What’s next for you?  I read that you are working on a new album.


Yes.  I’m writing and writing is hard.  Writing is so hard (laughs).  That is happening and I wish it was faster, but I am about halfway through a record.  It seems to be following pretty much in the footsteps of “Ukranian Cowboy” with a spaghetti western feeling.  I don’t know where this is coming from, but there is a lot of western, Morricone elements going on.  I’m just kind of following that.   You don’t know where it comes from, but it’s fun to see what’s happening in that way.  We’re releasing all of my old catalog, so I have to sneak in certain new things.  I don’t want to just be thought of from my older material.  From The Hip is next and then I think it’s going to be Pussycat Babylon and very few people heard these records, so I’m really looking forward to that.  I mean, us musicians just want someone to hear us (laughs)!  It’s really that simple.

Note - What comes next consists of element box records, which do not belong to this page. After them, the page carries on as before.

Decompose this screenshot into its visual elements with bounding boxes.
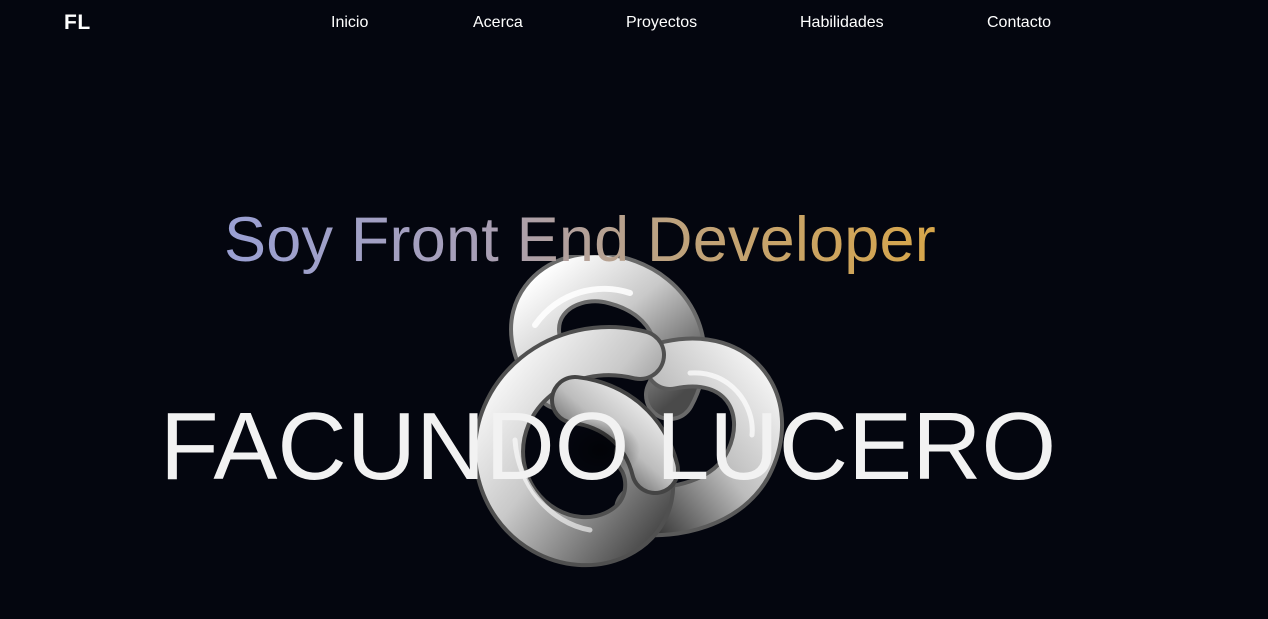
nav-link-contacto[interactable]: Contacto (987, 14, 1051, 32)
nav-link-proyectos[interactable]: Proyectos (626, 14, 697, 32)
nav-link-inicio[interactable]: Inicio (331, 14, 368, 32)
hero-subtitle: Soy Front End Developer (224, 205, 936, 275)
nav-link-acerca[interactable]: Acerca (473, 14, 523, 32)
logo[interactable]: FL (64, 11, 91, 35)
portfolio-page: FL Inicio Acerca Proyectos Habilidades C… (0, 0, 1268, 619)
navbar: FL Inicio Acerca Proyectos Habilidades C… (0, 0, 1268, 46)
hero-name: FACUNDO LUCERO (160, 393, 1057, 500)
nav-link-habilidades[interactable]: Habilidades (800, 14, 884, 32)
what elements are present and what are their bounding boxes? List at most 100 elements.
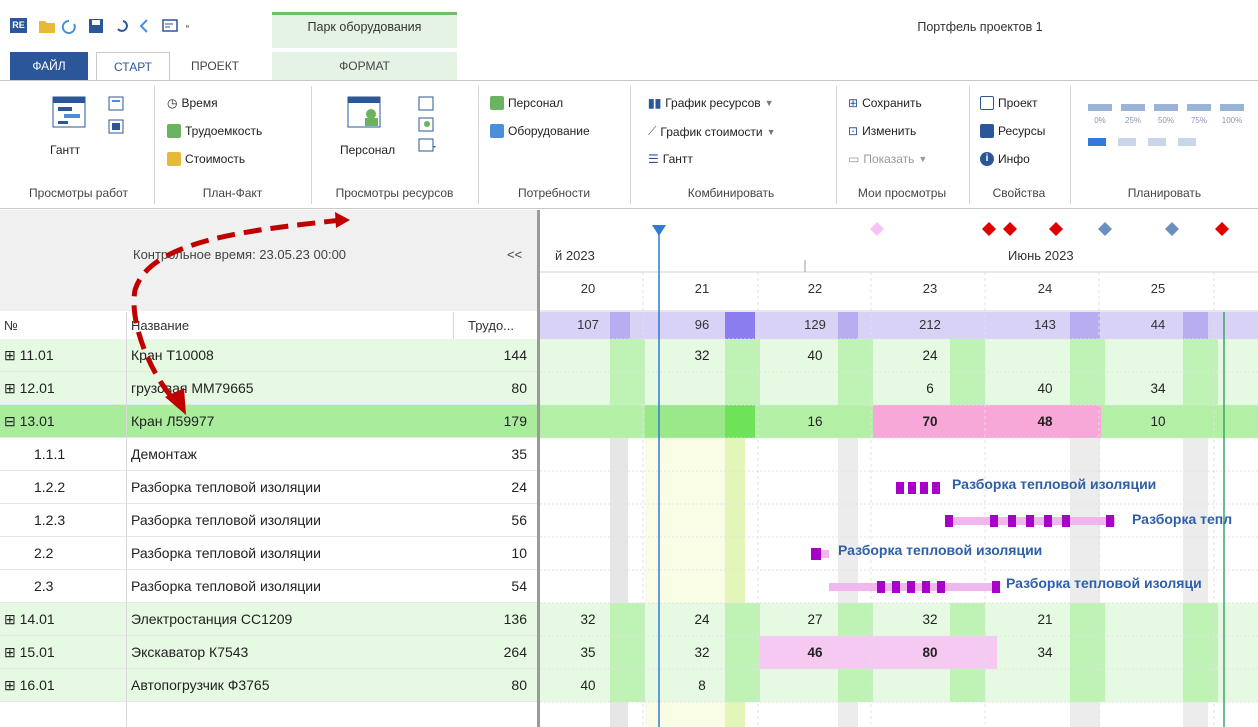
column-divider[interactable] xyxy=(126,312,127,727)
save-view-icon: ⊞ xyxy=(848,96,859,110)
timeline-prev-button[interactable]: << xyxy=(507,247,522,262)
percent-label: 50% xyxy=(1158,116,1174,125)
task-row[interactable]: 1.1.1 Демонтаж 35 xyxy=(0,438,537,471)
gantt-view-button[interactable]: Гантт xyxy=(50,143,80,157)
load-cell-bg xyxy=(1183,636,1218,669)
small-resource-icons[interactable] xyxy=(418,96,436,156)
row-name: Разборка тепловой изоляции xyxy=(131,545,321,561)
resource-row[interactable]: ⊞ 15.01 Экскаватор К7543 264 xyxy=(0,636,537,669)
resource-row[interactable]: ⊞ 12.01 грузовая ММ79665 80 xyxy=(0,372,537,405)
task-bar xyxy=(945,515,953,527)
tab-format[interactable]: ФОРМАТ xyxy=(272,52,457,80)
save-icon[interactable] xyxy=(89,19,103,33)
row-number: 1.2.2 xyxy=(34,479,66,495)
refresh-icon[interactable] xyxy=(61,19,76,34)
needs-equipment-button[interactable]: Оборудование xyxy=(490,124,590,138)
people-icon xyxy=(167,124,181,138)
gantt-view-icon[interactable] xyxy=(52,96,86,130)
gantt-chart[interactable]: й 2023 Июнь 2023 20 21 22 23 24 25 107 96 129 212… xyxy=(540,210,1258,727)
task-row[interactable]: 2.2 Разборка тепловой изоляции 10 xyxy=(0,537,537,570)
undo-icon[interactable] xyxy=(117,20,128,32)
plan-fact-labor-button[interactable]: Трудоемкость xyxy=(167,124,262,138)
task-row[interactable]: 2.3 Разборка тепловой изоляции 54 xyxy=(0,570,537,603)
save-view-button[interactable]: ⊞ Сохранить xyxy=(848,96,922,110)
cost-chart-dropdown[interactable]: ⟋ График стоимости ▼ xyxy=(648,124,776,139)
chevron-down-icon: ▼ xyxy=(764,98,774,108)
task-bar-label: Разборка тепл xyxy=(1132,511,1233,527)
small-view-icons[interactable] xyxy=(108,96,124,136)
column-header-trud[interactable]: Трудо... xyxy=(454,312,537,339)
resources-properties-button[interactable]: Ресурсы xyxy=(980,124,1045,138)
percent-bar-icon[interactable] xyxy=(1088,104,1112,111)
task-bar xyxy=(1044,515,1052,527)
percent-bar-icon[interactable] xyxy=(1154,104,1178,111)
split-more-icon[interactable] xyxy=(1178,138,1196,146)
load-value: 70 xyxy=(922,414,938,429)
load-value: 16 xyxy=(807,414,823,429)
link-icon[interactable] xyxy=(1088,138,1106,146)
row-name: Электростанция СС1209 xyxy=(131,611,293,627)
percent-bar-icon[interactable] xyxy=(1121,104,1145,111)
change-view-button[interactable]: ⊡ Изменить xyxy=(848,124,916,138)
resources-icon xyxy=(980,124,994,138)
load-cell-bg xyxy=(725,372,760,405)
project-properties-button[interactable]: Проект xyxy=(980,96,1038,110)
app-logo-icon[interactable]: RE xyxy=(10,18,27,33)
task-bar-label: Разборка тепловой изоляци xyxy=(1006,575,1202,591)
task-bar xyxy=(990,515,998,527)
resource-row-bg xyxy=(540,669,1258,702)
tab-start[interactable]: СТАРТ xyxy=(96,52,170,82)
load-cell-bg xyxy=(1183,603,1218,636)
resource-chart-dropdown[interactable]: ▮▮ График ресурсов ▼ xyxy=(648,96,774,110)
open-folder-icon[interactable] xyxy=(39,21,55,33)
tab-project[interactable]: ПРОЕКТ xyxy=(180,52,250,80)
timeline-day: 23 xyxy=(922,281,938,296)
combine-gantt-button[interactable]: ☰ Гантт xyxy=(648,152,693,166)
percent-bar-icon[interactable] xyxy=(1220,104,1244,111)
column-divider[interactable] xyxy=(453,312,454,339)
line-chart-icon: ⟋ xyxy=(648,124,657,138)
row-name: Демонтаж xyxy=(131,446,197,462)
split-icon[interactable] xyxy=(1118,138,1136,146)
row-number: 1.2.3 xyxy=(34,512,66,528)
load-value: 40 xyxy=(580,678,596,693)
resource-row[interactable]: ⊞ 16.01 Автопогрузчик Ф3765 80 xyxy=(0,669,537,702)
timeline-month-current: Июнь 2023 xyxy=(1008,248,1074,263)
daily-total: 44 xyxy=(1150,317,1166,332)
load-cell-bg xyxy=(950,669,985,702)
view-icon[interactable] xyxy=(162,19,178,32)
load-value: 34 xyxy=(1150,381,1166,396)
load-value: 27 xyxy=(807,612,823,627)
tab-file[interactable]: ФАЙЛ xyxy=(10,52,88,81)
task-bar xyxy=(992,581,1000,593)
more-icon[interactable]: ⁍ xyxy=(185,22,190,33)
plan-percent-buttons[interactable]: 0% 25% 50% 75% 100% xyxy=(1088,100,1258,160)
task-bar xyxy=(908,482,916,494)
task-row[interactable]: 1.2.3 Разборка тепловой изоляции 56 xyxy=(0,504,537,537)
percent-bar-icon[interactable] xyxy=(1187,104,1211,111)
personnel-view-button[interactable]: Персонал xyxy=(340,143,395,157)
plan-fact-cost-button[interactable]: Стоимость xyxy=(167,152,245,166)
clock-icon: ◷ xyxy=(167,96,178,110)
show-view-dropdown[interactable]: ▭ Показать ▼ xyxy=(848,152,927,166)
load-value: 40 xyxy=(1037,381,1053,396)
resource-row[interactable]: ⊞ 11.01 Кран Т10008 144 xyxy=(0,339,537,372)
plan-fact-time-button[interactable]: ◷ Время xyxy=(167,96,218,110)
split-all-icon[interactable] xyxy=(1148,138,1166,146)
task-bar xyxy=(937,581,945,593)
load-value: 34 xyxy=(1037,645,1053,660)
column-header-name[interactable]: Название xyxy=(127,312,454,339)
row-trud: 56 xyxy=(511,512,527,528)
back-icon[interactable] xyxy=(139,19,148,33)
column-header-number[interactable]: № xyxy=(0,312,127,339)
info-button[interactable]: i Инфо xyxy=(980,152,1030,166)
task-row[interactable]: 1.2.2 Разборка тепловой изоляции 24 xyxy=(0,471,537,504)
resource-row[interactable]: ⊟ 13.01 Кран Л59977 179 xyxy=(0,405,537,438)
timeline-day: 20 xyxy=(580,281,596,296)
task-bar-label: Разборка тепловой изоляции xyxy=(838,542,1043,558)
needs-personnel-button[interactable]: Персонал xyxy=(490,96,563,110)
resource-row[interactable]: ⊞ 14.01 Электростанция СС1209 136 xyxy=(0,603,537,636)
coins-icon xyxy=(167,152,181,166)
personnel-view-icon[interactable] xyxy=(347,96,381,130)
group-label-my-views: Мои просмотры xyxy=(857,186,947,200)
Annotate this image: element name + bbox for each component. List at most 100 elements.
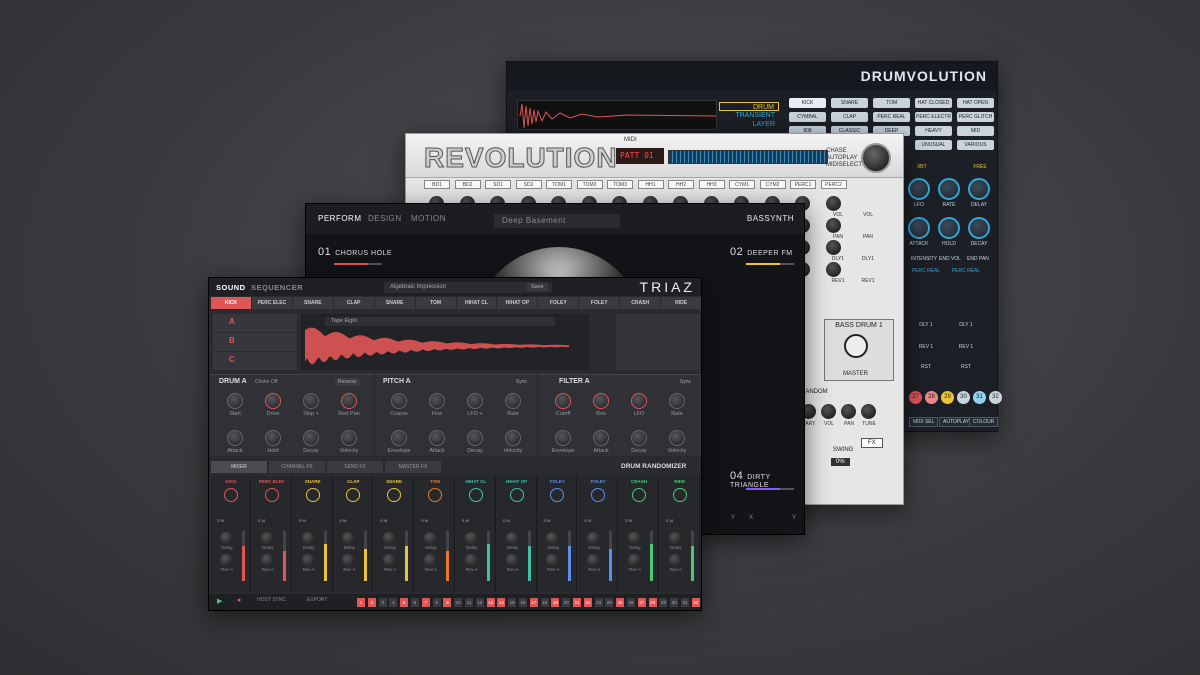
category-button[interactable]: CLAP [831,112,868,122]
volume-fader[interactable] [282,531,286,581]
reset-button[interactable]: RST [911,364,941,370]
lane-c[interactable]: C [213,352,297,370]
slot-02[interactable]: 02 DEEPER FM [730,246,793,258]
pad-number[interactable]: 32 [989,391,1002,404]
channel-button[interactable]: TOM2 [576,180,603,189]
channel-knob[interactable] [825,218,841,233]
volume-fader[interactable] [486,531,490,581]
channel-button[interactable]: BD1 [424,180,450,189]
step-button[interactable]: 18 [540,598,549,607]
tab-master-fx[interactable]: MASTER FX [385,461,441,473]
channel-button[interactable]: PERC2 [820,180,847,189]
solo-mute-buttons[interactable]: S M [380,518,387,523]
random-knob[interactable] [841,404,856,419]
reverse-toggle[interactable]: Reverse [335,378,360,386]
step-button[interactable]: 30 [670,598,679,607]
pattern-display[interactable]: PATT 01 [616,148,664,164]
hold-knob[interactable] [938,217,960,239]
reverb-send-knob[interactable] [342,554,355,566]
export-button[interactable]: EXPORT [307,597,327,603]
host-sync-button[interactable]: HOST SYNC [257,597,286,603]
filter-attack-knob[interactable] [593,430,609,446]
fx-button[interactable]: FX [861,438,883,448]
random-knob[interactable] [821,404,836,419]
sync-toggle[interactable]: Sync [516,379,527,385]
step-button[interactable]: 29 [659,598,668,607]
reverb-send-knob[interactable] [546,554,559,566]
delay-send-knob[interactable] [668,532,681,544]
tab-mixer[interactable]: MIXER [211,461,267,473]
category-button[interactable]: VARIOUS [957,140,994,150]
xy-pad[interactable] [616,314,700,370]
reverb-send-knob[interactable] [668,554,681,566]
drum-start-knob[interactable] [227,393,243,409]
colour-button[interactable]: COLOUR [969,417,999,427]
delay-send-knob[interactable] [260,532,273,544]
delay-send-knob[interactable] [587,532,600,544]
reverb-send-knob[interactable] [220,554,232,566]
step-button[interactable]: 3 [378,598,387,607]
pitch-attack-knob[interactable] [429,430,445,446]
delay-send-knob[interactable] [301,532,314,544]
channel-button[interactable]: TOM1 [546,180,572,189]
filter-res-knob[interactable] [593,393,609,409]
sample-waveform[interactable]: Tape Eight [301,314,589,370]
drum-decay-knob[interactable] [303,430,319,446]
instrument-tab[interactable]: TOM [415,297,456,309]
slot-04-bar[interactable] [746,488,794,490]
reverb-send-knob[interactable] [424,554,436,566]
channel-button[interactable]: PERC1 [790,180,816,189]
drum-velocity-knob[interactable] [341,430,357,446]
reverb-send-knob[interactable] [587,554,600,566]
drum-hold-knob[interactable] [265,430,281,446]
step-button[interactable]: 8 [432,598,441,607]
drum-attack-knob[interactable] [227,430,243,446]
pad-number[interactable]: 27 [909,391,922,404]
tab-perform[interactable]: PERFORM [318,214,362,223]
filter-cutoff-knob[interactable] [555,393,571,409]
solo-mute-buttons[interactable]: S M [503,518,510,523]
step-button[interactable]: 2 [367,598,376,607]
tab-sequencer[interactable]: SEQUENCER [251,283,303,292]
step-button[interactable]: 10 [454,598,463,607]
step-button[interactable]: 19 [551,598,560,607]
reverb-send-knob[interactable] [505,554,518,566]
step-button[interactable]: 15 [508,598,517,607]
delay-send-knob[interactable] [424,532,436,544]
step-button[interactable]: 28 [648,598,657,607]
chase-toggle[interactable]: CHASE [826,148,862,155]
instrument-tab[interactable]: FOLEY [579,297,620,309]
drum-red-pan-knob[interactable] [341,393,357,409]
step-button[interactable]: 1 [357,598,365,607]
volume-fader[interactable] [364,531,368,581]
solo-mute-buttons[interactable]: S M [666,518,673,523]
step-button[interactable]: 23 [594,598,603,607]
filter-lfo-knob[interactable] [631,393,647,409]
pad-number[interactable]: 31 [973,391,986,404]
category-button[interactable]: PERC REAL [873,112,910,122]
tab-design[interactable]: DESIGN [368,214,402,223]
step-button[interactable]: 9 [443,598,452,607]
step-button[interactable]: 6 [411,598,419,607]
mode-layer[interactable]: LAYER [719,120,779,129]
step-button[interactable]: 11 [465,598,473,607]
volume-fader[interactable] [650,531,653,581]
attack-knob[interactable] [908,217,930,239]
step-button[interactable]: 5 [400,598,409,607]
pad-number[interactable]: 29 [941,391,954,404]
bass-drum-knob[interactable] [844,334,868,358]
solo-mute-buttons[interactable]: S M [543,518,550,523]
delay-send-knob[interactable] [546,532,559,544]
category-button[interactable]: SNARE [831,98,868,108]
step-button[interactable]: 25 [616,598,625,607]
filter-velocity-knob[interactable] [669,430,685,446]
play-icon[interactable]: ▶ [217,597,222,605]
instrument-tab[interactable]: CRASH [620,297,661,309]
channel-button[interactable]: CYM1 [729,180,755,189]
slot-04[interactable]: 04 DIRTY TRIANGLE [730,470,804,489]
category-button[interactable]: KICK [789,98,826,108]
delay-send-knob[interactable] [383,532,396,544]
filter-decay-knob[interactable] [631,430,647,446]
step-button[interactable]: 22 [583,598,592,607]
step-button[interactable]: 24 [605,598,614,607]
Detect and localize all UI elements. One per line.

Do you have any performances coming up?  I know with coronavirus that artists are doing a lot of livestream performances and drive-in concerts and things like that.


The closest I got was this “Flatten The Curve” song I was on a few weeks ago, with a lot of different artists.  We all recorded remotely and that was odd, to be video taping myself and recording my own vocals in front of a mirror.  We were supposed to have a show in San Francisco in September, but I feel that is pretty much not going to happen.  We were supposed to do some pretty big venues all across the country, but we just don’t know.  There’s no way to plan it out right now.  I’m planning on a couple of new videos.  I actually had a video planned and it got cancelled.  I think now that everyone knows a little more how to be safe and how to do something with a couple of people that makes it all safe.  Mainly, two new videos and a new record are what’s happening.  That’s my plan.  It’s sad because we were supposed to go to Japan and New York on tour, but we’ll see.  Everyone is in the same boat and it’s quite a learning lesson.  I can’t quite figure out what I’m learning, but I’m supposed to be learning.  Aren’t we supposed to be learning something (laughs)?  I do have a new connection with my cats (laughs)!  They’re really happy I’m around.  I think a lot of interesting art is going to come out of this period and so much positive social and political results.  I think it’s cleaning and clearing the decks.  They’re being wiped down and it just seems that it kind of had to happen for everything to reboot.  I just have to believe that there is some meaning to it all.  I need to believe that.